As a mediator and conflict coach, the notion that we must avoid conflict concerns me. I don't think it's fair to view conflict as inherently bad. Let's consider conflict as potentially good or at least normal. Some very wonderful things have risen from conflict - America, Civil Rights, Women's Rights, Equality in Marriage, etc. These changes were the result of confronting and dealing with opposing thoughts. Years of dealing with strife eventually led to change. People with competing ideologies can benefit from dealing directly with conflict (in myriad ways) until a resolution is garnered. In many cases, resolution can be an ever changing process. We usually don't just land on resolution - it often requires work and a plethora of difficult but direct conversations.
Instead of avoiding conflict perhaps we should examine best practices for dealing with it. Conflict may serve us well if handled properly and viewed as an opportunity to better understand ourselves and others. If we communicate peacefully, earnestly, and effectively in an attempt to appreciate other perspectives, we are likely to find some common ground and learn a few things. From here, we can frame mutually beneficial solutions. Sometimes the most diametrically opposed interests are grounded in similar needs. Weeding through differences to try and find common ground can produce profound change.

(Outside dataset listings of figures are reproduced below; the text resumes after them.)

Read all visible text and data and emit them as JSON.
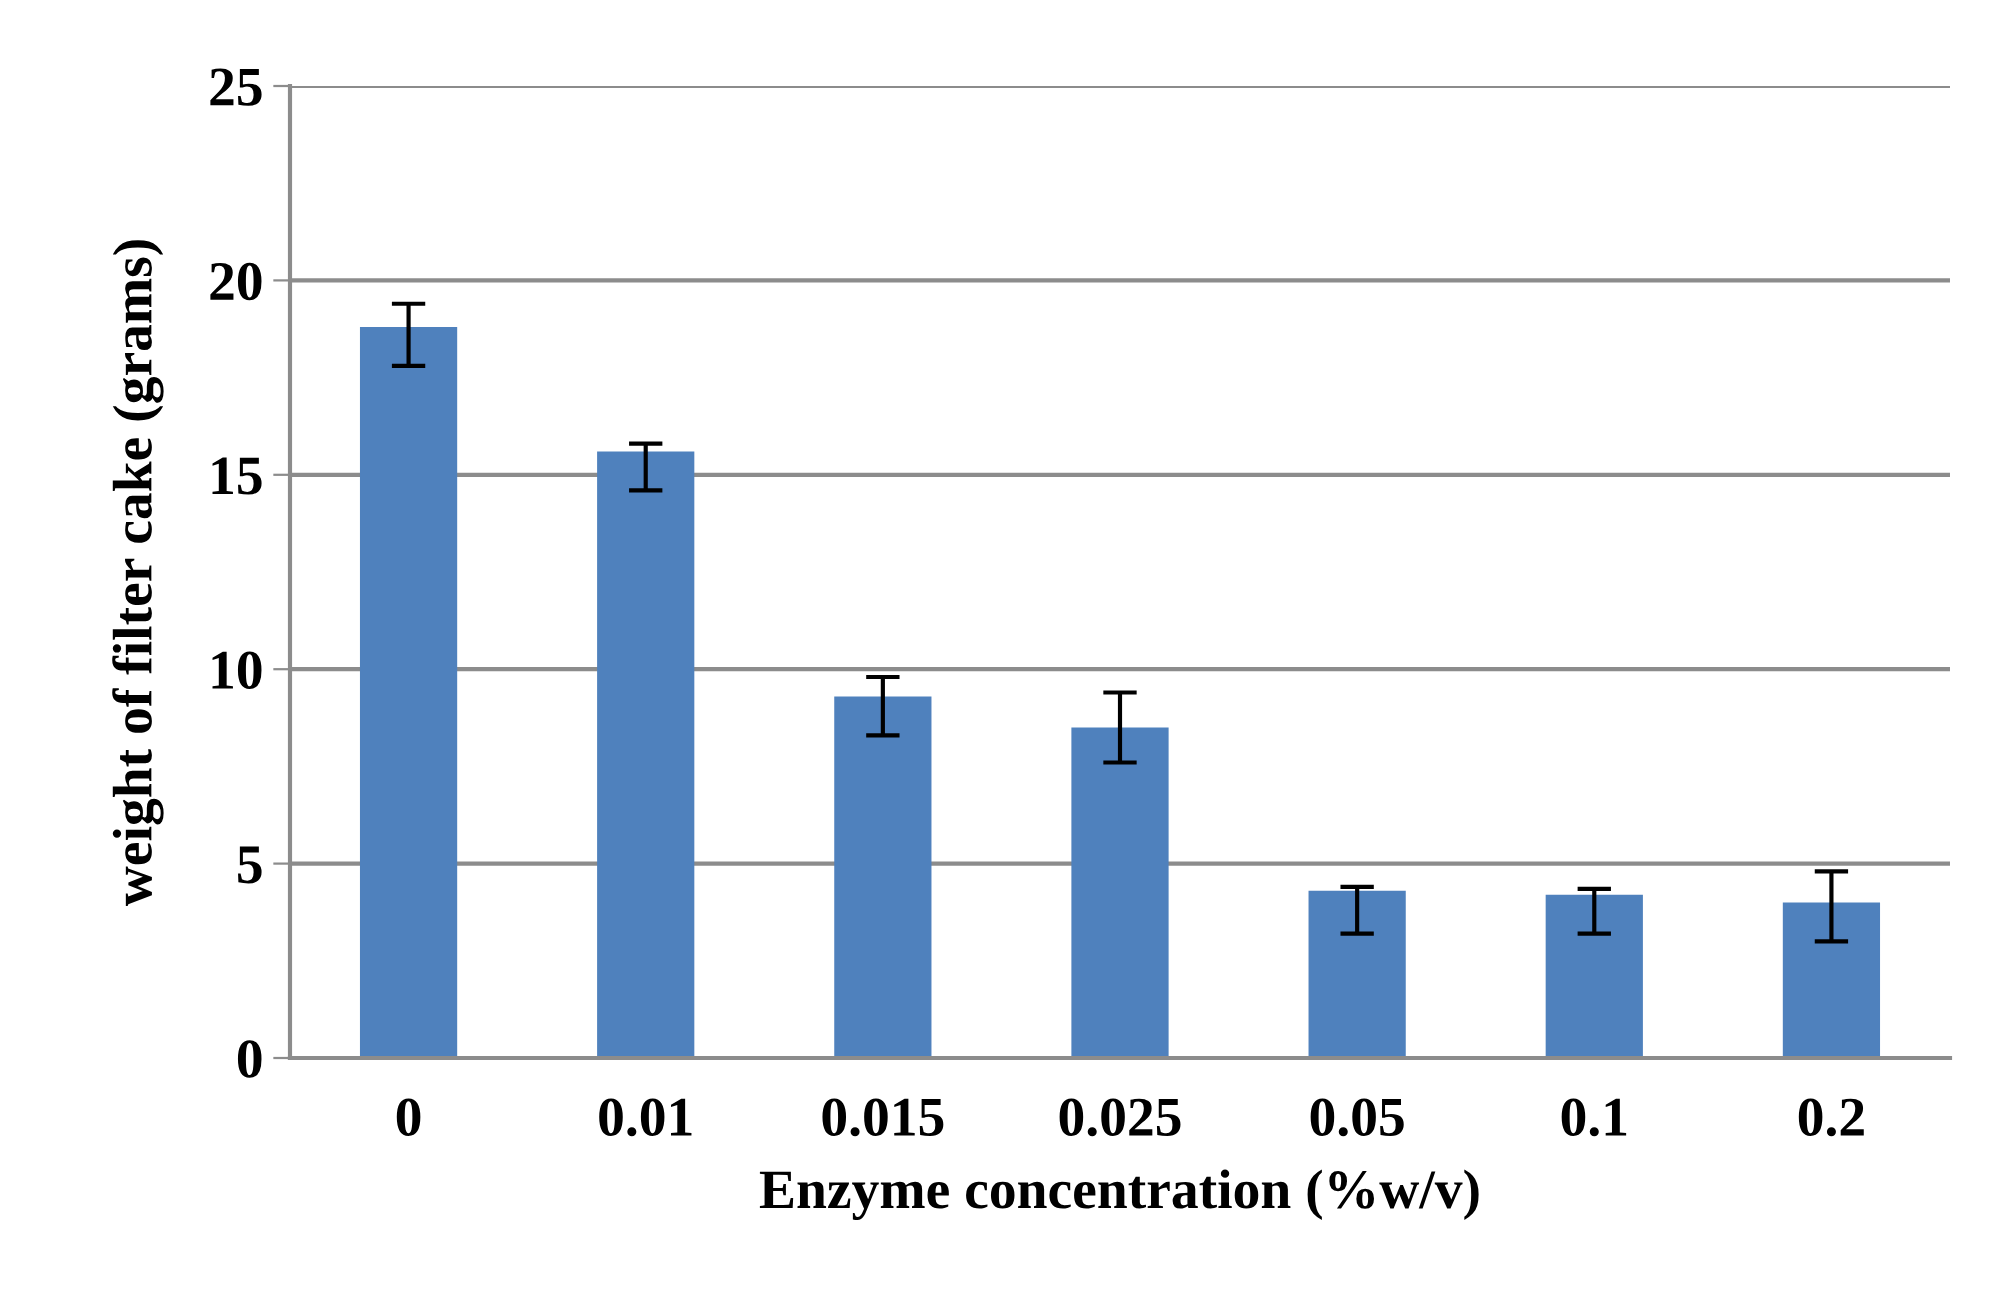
{
  "chart_data": {
    "type": "bar",
    "xlabel": "Enzyme concentration (%w/v)",
    "ylabel": "weight of filter cake (grams)",
    "categories": [
      "0",
      "0.01",
      "0.015",
      "0.025",
      "0.05",
      "0.1",
      "0.2"
    ],
    "values": [
      18.8,
      15.6,
      9.3,
      8.5,
      4.3,
      4.2,
      4.0
    ],
    "errors": [
      [
        17.8,
        19.4
      ],
      [
        14.6,
        15.8
      ],
      [
        8.3,
        9.8
      ],
      [
        7.6,
        9.4
      ],
      [
        3.2,
        4.4
      ],
      [
        3.2,
        4.35
      ],
      [
        3.0,
        4.8
      ]
    ],
    "color": "#4f81bd",
    "ylim": [
      0,
      25
    ],
    "yticks": [
      0,
      5,
      10,
      15,
      20,
      25
    ],
    "grid": "y"
  }
}
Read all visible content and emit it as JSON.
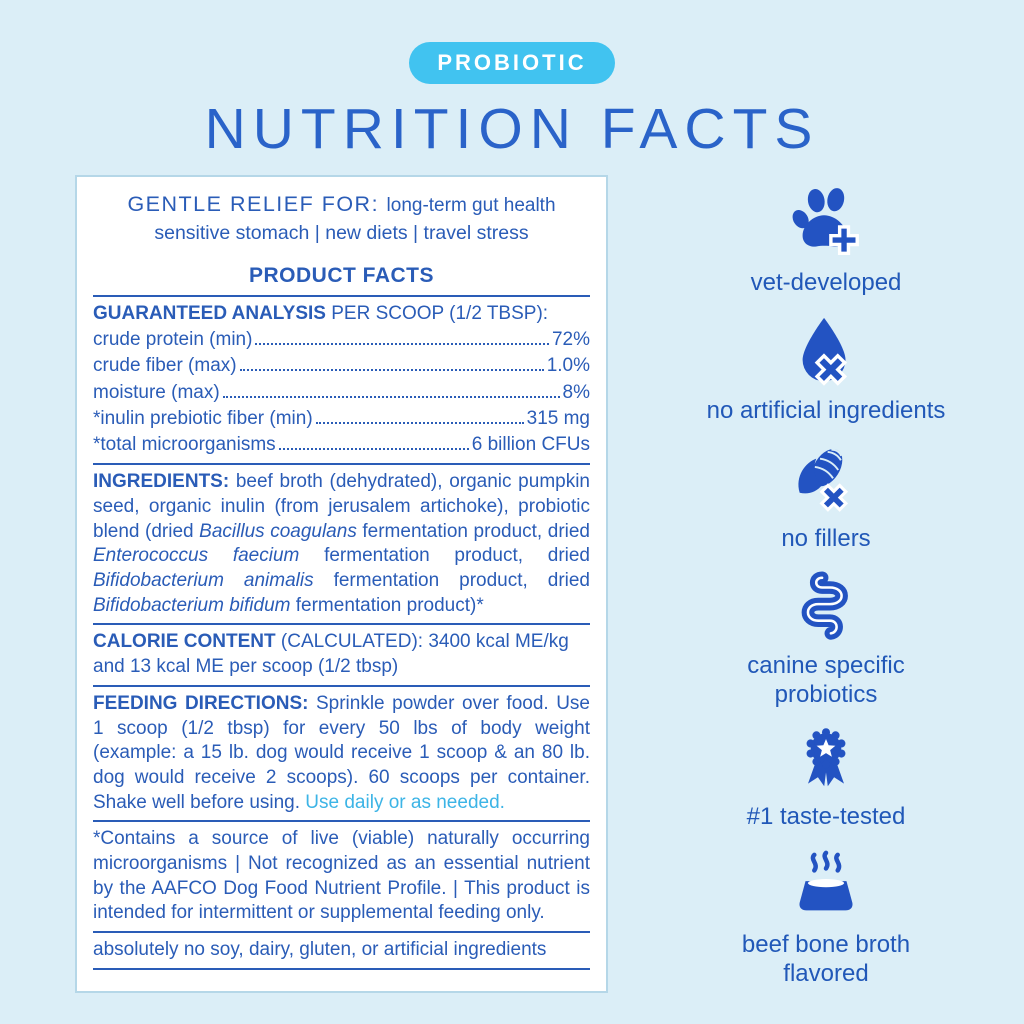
{
  "colors": {
    "background": "#dbeef7",
    "panel_background": "#ffffff",
    "panel_border": "#b5d7e8",
    "primary_blue": "#2a5cb7",
    "title_blue": "#2a63c9",
    "icon_blue": "#2353c2",
    "badge_cyan": "#41c3f0",
    "accent_cyan": "#3cb4e6"
  },
  "header": {
    "badge": "PROBIOTIC",
    "title": "NUTRITION FACTS"
  },
  "panel": {
    "gentle_relief": {
      "segments": [
        {
          "t": "GENTLE RELIEF FOR: ",
          "h": 1
        },
        {
          "t": "long-term gut health"
        }
      ],
      "line2": "sensitive stomach | new diets | travel stress"
    },
    "product_facts_heading": "PRODUCT FACTS",
    "guaranteed_analysis": {
      "heading_segments": [
        {
          "t": "GUARANTEED ANALYSIS ",
          "b": 1
        },
        {
          "t": "PER SCOOP (1/2 TBSP):"
        }
      ],
      "rows": [
        {
          "label": "crude protein (min)",
          "value": "72%"
        },
        {
          "label": "crude fiber (max)",
          "value": "1.0%"
        },
        {
          "label": "moisture (max)",
          "value": "8%"
        },
        {
          "label": "*inulin prebiotic fiber (min)",
          "value": "315 mg"
        },
        {
          "label": "*total microorganisms",
          "value": "6 billion CFUs"
        }
      ]
    },
    "ingredients": {
      "segments": [
        {
          "t": "INGREDIENTS: ",
          "b": 1
        },
        {
          "t": "beef broth (dehydrated), organic pumpkin seed, organic inulin (from jerusalem artichoke), probiotic blend (dried "
        },
        {
          "t": "Bacillus coagulans",
          "i": 1
        },
        {
          "t": " fermentation product, dried "
        },
        {
          "t": "Enterococcus faecium",
          "i": 1
        },
        {
          "t": " fermentation product, dried "
        },
        {
          "t": "Bifidobacterium animalis",
          "i": 1
        },
        {
          "t": " fermentation product, dried "
        },
        {
          "t": "Bifidobacterium bifidum",
          "i": 1
        },
        {
          "t": " fermentation product)*"
        }
      ]
    },
    "calorie_content": {
      "segments": [
        {
          "t": "CALORIE CONTENT ",
          "b": 1
        },
        {
          "t": "(CALCULATED): 3400 kcal ME/kg and 13 kcal ME per scoop (1/2 tbsp)"
        }
      ]
    },
    "feeding_directions": {
      "segments": [
        {
          "t": "FEEDING DIRECTIONS: ",
          "b": 1
        },
        {
          "t": "Sprinkle powder over food. Use 1 scoop (1/2 tbsp) for every 50 lbs of body weight (example: a 15 lb. dog would receive 1 scoop & an 80 lb. dog would receive 2 scoops). 60 scoops per container. Shake well before using. "
        },
        {
          "t": "Use daily or as needed.",
          "c": "cyan"
        }
      ]
    },
    "footnote": "*Contains a source of live (viable) naturally occurring microorganisms | Not recognized as an essential nutrient by the AAFCO Dog Food Nutrient Profile. | This product is intended for intermittent or supplemental feeding only.",
    "disclaimer": "absolutely no soy, dairy, gluten, or artificial ingredients"
  },
  "benefits": {
    "items": [
      {
        "icon": "paw-plus-icon",
        "label": "vet-developed"
      },
      {
        "icon": "droplet-x-icon",
        "label": "no artificial ingredients"
      },
      {
        "icon": "corn-x-icon",
        "label": "no fillers"
      },
      {
        "icon": "intestine-icon",
        "label": "canine specific probiotics"
      },
      {
        "icon": "award-ribbon-icon",
        "label": "#1 taste-tested"
      },
      {
        "icon": "bowl-steam-icon",
        "label": "beef bone broth flavored"
      }
    ]
  }
}
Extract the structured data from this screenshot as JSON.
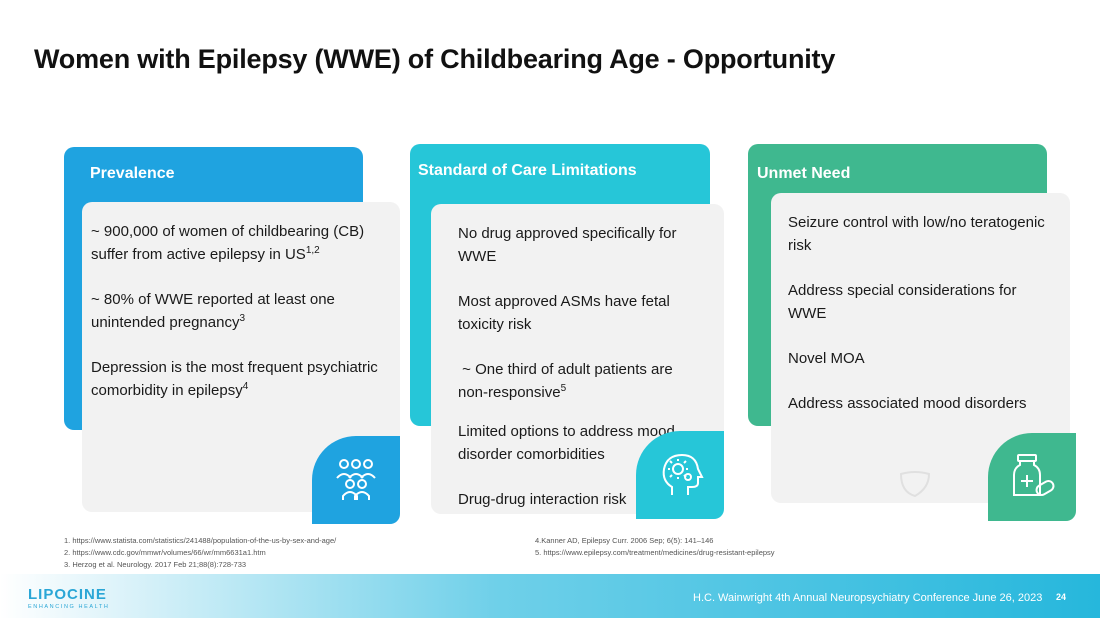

Gaining insight into the conflict - through peaceful and direct conversation - helps us determine how to best approach and manage conflict (and people). Once we understand the conflict from another's perspective, we can alter our approach to it. We shouldn't stifle conversations that provoke different ideologies. In order to learn, grow, and better understand each other, we may want to see conflict as an opportunity. I want my son to embrace the wonder and mess that comes from peaceful and direct communication. I don't want him speaking only in comfort with emoji faces.